Between portrayals of the all-too-real and the completely fantastical, it appears that the cult of the insufferably intelligent individual wins out
Satisfactory deductions also give the genre the edge over the current proliferation of both realist novels and wild fantasies, which leave readers with a dichotomy of depressingly familiar personal commentaries, or creative imaginings too distant to be truly impactful. Crime fiction forms a middle ground, an escapism from the domestic and professional trappings of reality, but one just close enough to home to incite emotional investment, tacit understanding, and a touch of adrenaline. The best form of escapism, these novels and short stories are still rooted in the semi-believable realm we call ‘real-life’, but stray far from the tedious minutiae common to most ordinary peoples’ lives. Readers of crime fiction grapple at the extreme fringes of ordinary life which they typically cannot access, invited to play the role of detective like children ‘playing grown-ups’. Consider too the precise characters of detectives available for the reader to try on: impossibly clever, outrageous, even downright rude.
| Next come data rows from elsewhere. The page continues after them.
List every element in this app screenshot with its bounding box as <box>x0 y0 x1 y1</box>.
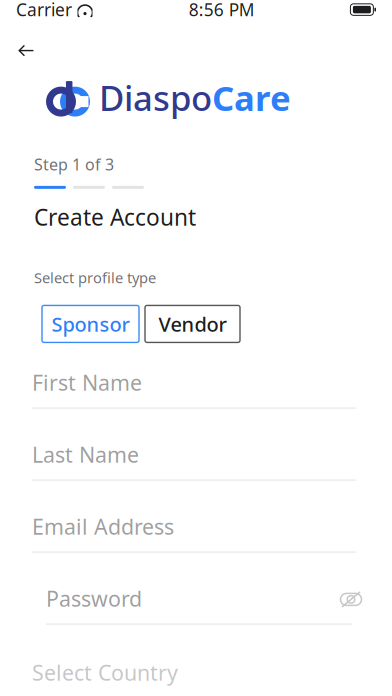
staticText: 8:56 PM <box>189 0 255 21</box>
button[interactable]: Password <box>46 586 352 622</box>
staticText: Create Account <box>34 202 196 232</box>
staticText: Vendor <box>158 311 226 337</box>
staticText: Email Address <box>32 512 174 540</box>
staticText: Select profile type <box>34 268 156 287</box>
staticText: Carrier <box>16 0 72 21</box>
button[interactable]: Vendor <box>145 305 240 342</box>
staticText: Care <box>212 75 291 121</box>
staticText: First Name <box>32 368 142 396</box>
button[interactable]: Back <box>4 34 48 68</box>
staticText: Sponsor <box>52 311 130 337</box>
staticText: Select Country <box>32 658 178 686</box>
button[interactable]: Select Country <box>32 660 356 696</box>
button[interactable]: Email Address <box>32 514 356 550</box>
staticText: Last Name <box>32 440 139 468</box>
staticText: Diaspo <box>99 75 212 121</box>
staticText: Password <box>46 584 142 612</box>
staticText: Step 1 of 3 <box>34 154 114 175</box>
button[interactable]: Show password <box>336 584 366 614</box>
button[interactable]: First Name <box>32 370 356 406</box>
button[interactable]: Last Name <box>32 442 356 478</box>
button[interactable]: Sponsor <box>42 305 139 342</box>
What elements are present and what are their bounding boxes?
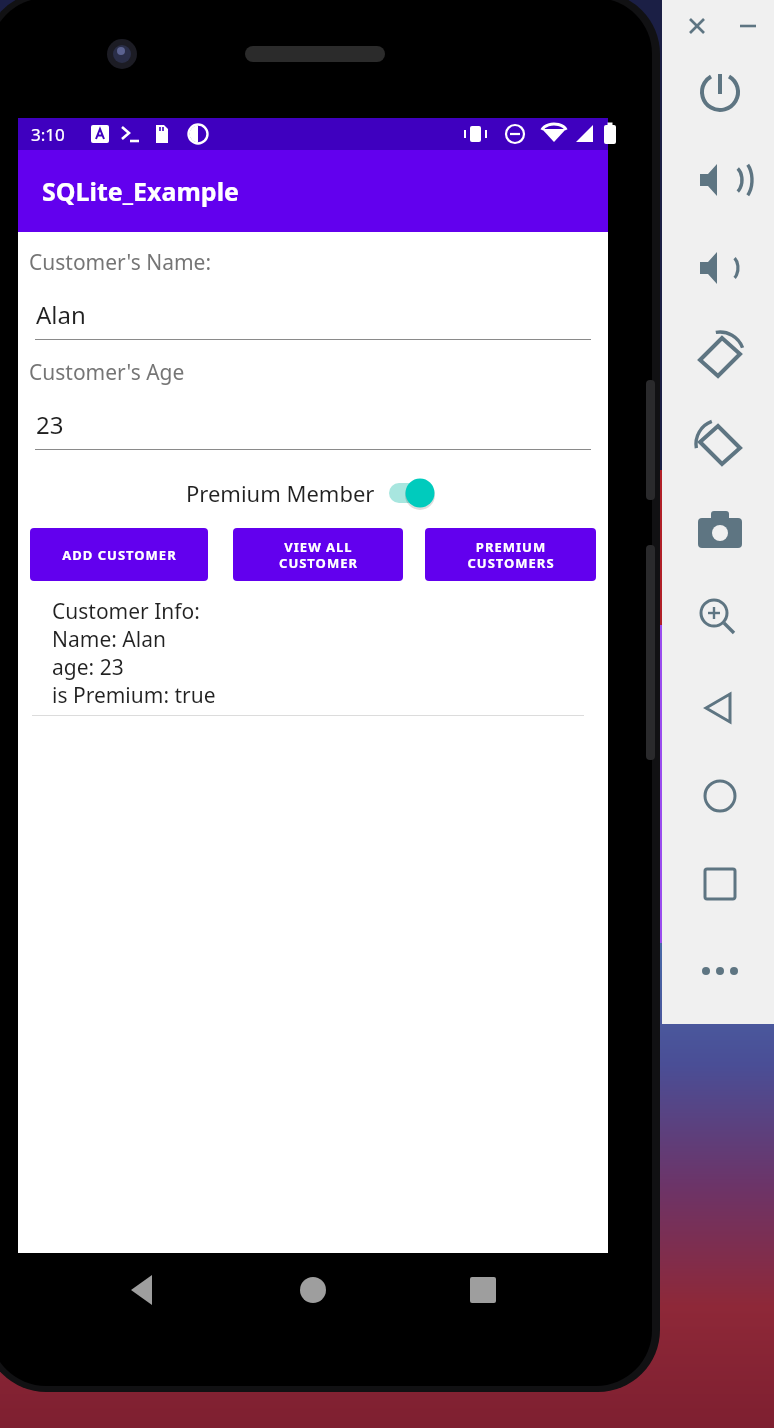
staticText: SQLite_Example xyxy=(42,174,240,208)
staticText: VIEW ALL CUSTOMER xyxy=(279,538,358,571)
button[interactable]: Rotate left xyxy=(692,332,748,380)
staticText: Customer's Age xyxy=(29,358,185,387)
staticText: 3:10 xyxy=(31,123,65,146)
button[interactable]: 23 xyxy=(18,408,608,450)
button[interactable]: More xyxy=(692,947,748,995)
staticText: Customer Info: Name: Alan age: 23 is Pre… xyxy=(52,597,216,709)
button[interactable]: Home xyxy=(692,772,748,820)
button[interactable]: Close xyxy=(692,2,748,50)
staticText: PREMIUM CUSTOMERS xyxy=(467,538,555,571)
button[interactable]: Rotate right xyxy=(692,420,748,468)
button[interactable]: Alan xyxy=(18,298,608,340)
staticText: Customer's Name: xyxy=(29,248,212,277)
button[interactable]: VIEW ALL CUSTOMER xyxy=(233,528,403,581)
button[interactable]: Zoom xyxy=(692,596,748,644)
staticText: ADD CUSTOMER xyxy=(62,546,177,564)
button[interactable]: Back xyxy=(692,684,748,732)
button[interactable]: Screenshot xyxy=(692,507,748,555)
button[interactable]: PREMIUM CUSTOMERS xyxy=(425,528,596,581)
staticText: Alan xyxy=(36,298,86,331)
button[interactable]: Premium Member toggle xyxy=(389,476,441,510)
button[interactable]: Recents xyxy=(692,860,748,908)
staticText: Premium Member xyxy=(186,478,375,508)
button[interactable]: ADD CUSTOMER xyxy=(30,528,208,581)
button[interactable]: Volume down xyxy=(692,244,748,292)
staticText: 23 xyxy=(36,408,64,441)
button[interactable]: Power xyxy=(692,68,748,116)
button[interactable]: Volume up xyxy=(692,156,748,204)
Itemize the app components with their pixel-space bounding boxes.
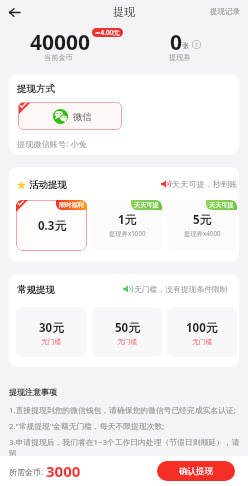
button[interactable]: 50元 [92, 307, 162, 357]
staticText: 确认提现 [179, 466, 213, 477]
staticText: 提现 [113, 5, 135, 19]
button[interactable]: 提现记录 [210, 7, 248, 16]
staticText: 提现记录 [210, 7, 240, 16]
staticText: 天天可提 [134, 201, 159, 209]
staticText: 0 [170, 28, 183, 57]
staticText: 限时福利 [59, 201, 84, 209]
staticText: ? [195, 41, 198, 49]
button[interactable]: 微信 [18, 102, 122, 130]
staticText: 提现券x1000 [109, 229, 146, 238]
staticText: 意你的微信消息; [9, 463, 66, 474]
staticText: 提现微信账号: 小兔 [17, 138, 87, 149]
staticText: 2."常规提现"金额无门槛，每天不限提现次数; [9, 421, 165, 432]
staticText: 提现券x4000 [184, 229, 221, 238]
button[interactable]: Back [5, 3, 23, 21]
staticText: 3.申请提现后，我们将在1~3个工作日内处理（节假日则顺延），请留 [9, 437, 243, 458]
staticText: 张 [182, 41, 189, 50]
button[interactable]: 确认提现 [157, 461, 235, 481]
staticText: 3000 [46, 461, 81, 481]
staticText: 常规提现 [17, 284, 55, 296]
button[interactable]: 30元 [16, 307, 87, 357]
staticText: 1.直接提现到您的微信钱包，请确保您的微信号已经完成实名认证; [9, 405, 236, 416]
staticText: 5元 [193, 212, 212, 228]
staticText: 0.3元 [38, 218, 66, 234]
staticText: 提现注意事项 [9, 387, 57, 397]
staticText: ≈4.00元 [95, 28, 120, 37]
staticText: 天天可提 [209, 201, 234, 209]
staticText: 无门槛 [41, 337, 62, 346]
staticText: 无门槛，没有提现条件限制 [134, 284, 228, 294]
staticText: 1元 [118, 212, 137, 228]
staticText: 100元 [186, 320, 218, 336]
button[interactable]: 100元 [167, 307, 237, 357]
staticText: 无门槛 [192, 337, 213, 346]
button[interactable]: 0.3元 [16, 200, 87, 251]
staticText: 50元 [115, 320, 140, 336]
button[interactable]: 1元 [92, 200, 162, 251]
staticText: 40000 [30, 28, 91, 57]
staticText: 活动提现 [29, 179, 67, 191]
button[interactable]: 5元 [167, 200, 237, 251]
staticText: 提现方式 [17, 83, 55, 95]
staticText: 所需金币: [9, 466, 44, 477]
staticText: 30元 [39, 320, 64, 336]
staticText: 微信 [73, 111, 92, 123]
staticText: 提现券 [169, 53, 191, 62]
staticText: 当前金币 [44, 53, 73, 62]
staticText: 无门槛 [117, 337, 138, 346]
staticText: 天天可提，秒到账 [172, 179, 238, 189]
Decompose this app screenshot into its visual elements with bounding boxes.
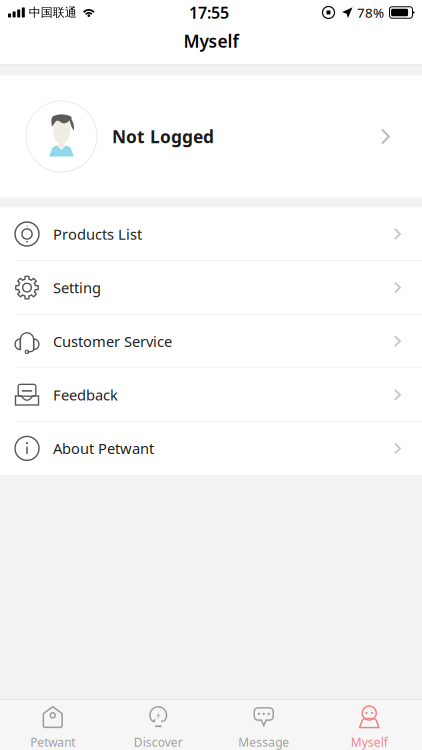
staticText: Message bbox=[238, 734, 289, 750]
button[interactable]: Customer Service bbox=[0, 315, 422, 368]
staticText: Discover bbox=[134, 734, 183, 750]
staticText: Setting bbox=[53, 278, 101, 297]
staticText: Myself bbox=[184, 30, 238, 52]
staticText: 中国联通 bbox=[29, 5, 77, 20]
button[interactable]: Discover bbox=[106, 700, 211, 750]
button[interactable]: Products List bbox=[0, 208, 422, 261]
staticText: Not Logged bbox=[112, 125, 214, 148]
staticText: Myself bbox=[351, 734, 388, 750]
staticText: Petwant bbox=[30, 734, 75, 750]
button[interactable]: About Petwant bbox=[0, 422, 422, 475]
staticText: Customer Service bbox=[53, 332, 172, 351]
button[interactable]: Message bbox=[211, 700, 316, 750]
button[interactable]: Petwant bbox=[0, 700, 106, 750]
button[interactable]: Myself bbox=[316, 700, 422, 750]
staticText: Feedback bbox=[53, 385, 118, 405]
button[interactable]: Feedback bbox=[0, 368, 422, 422]
staticText: About Petwant bbox=[53, 439, 154, 458]
button[interactable]: Not Logged bbox=[0, 76, 422, 198]
staticText: 78% bbox=[357, 4, 384, 21]
staticText: 17:55 bbox=[189, 2, 229, 23]
button[interactable]: Setting bbox=[0, 261, 422, 315]
staticText: Products List bbox=[53, 224, 142, 244]
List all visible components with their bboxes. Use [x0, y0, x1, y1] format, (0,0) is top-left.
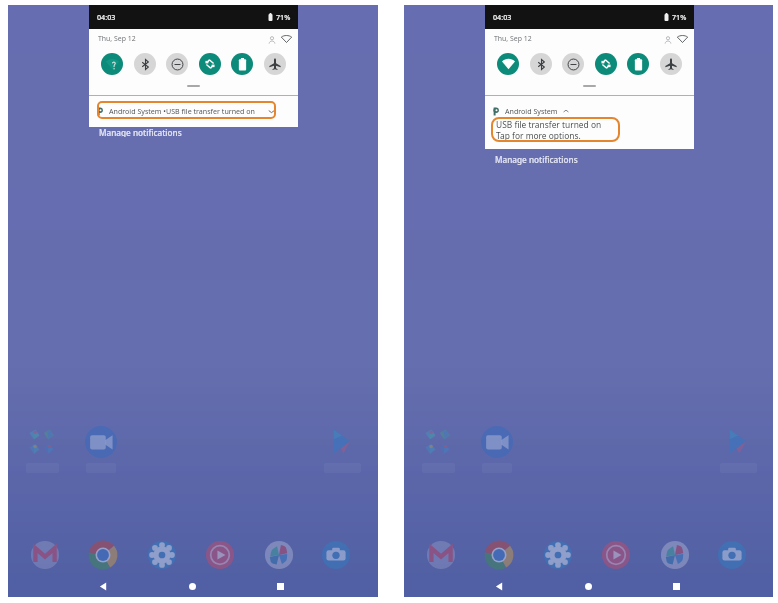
- button[interactable]: App: [542, 539, 574, 571]
- staticText: 71%: [276, 12, 291, 22]
- button[interactable]: Android System •USB file transfer turned…: [89, 100, 298, 122]
- button[interactable]: User: [266, 34, 277, 45]
- button[interactable]: App: [317, 425, 367, 477]
- staticText: Android System •USB file transfer turned…: [109, 106, 255, 116]
- button[interactable]: App: [659, 539, 691, 571]
- button[interactable]: Auto-rotate: [595, 53, 617, 75]
- button[interactable]: Back: [92, 575, 114, 597]
- button[interactable]: Bluetooth: [134, 53, 156, 75]
- button[interactable]: Bluetooth: [530, 53, 552, 75]
- button[interactable]: Airplane mode: [264, 53, 286, 75]
- button[interactable]: App: [204, 539, 236, 571]
- button[interactable]: Home: [577, 575, 599, 597]
- staticText: Tap for more options.: [496, 130, 581, 141]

Between portrayals of the all-too-real and the completely fantastical, it appears that the cult of the insufferably intelligent individual wins out. Even in his original characterisation Holmes was hardly effervescent, but combine this with the influence of Gatiss and Moffat, and the television portrayal of him is now ostensibly that of a “high-functioning sociopath”. It is openly acknowledged that Holmes is difficult and rude, just like the pedantic Poirot using the ruse of Belgian nationality as excuse for his unconventional behaviour. Even so, this strange man with the pince-nez and perfect moustache remains the only fictional character ever granted a full-page obituary on the cover of the New York Times. It seems that even unpopular character traits cannot quell our love affair with the famous fictional detectives. However, while these figureheads account for the popularity of individual franchises, they fail to explain why Christie created multiple detectives across her career, or why readers continue to appreciate standalone fictions with one-off characters, just as much as cult figures.
But when you have eliminated the impossible, whatever remains, however improbable must be the truth. And so it stands to reason that maybe, just maybe, we all just have a certain soft spot for a ‘good murder’.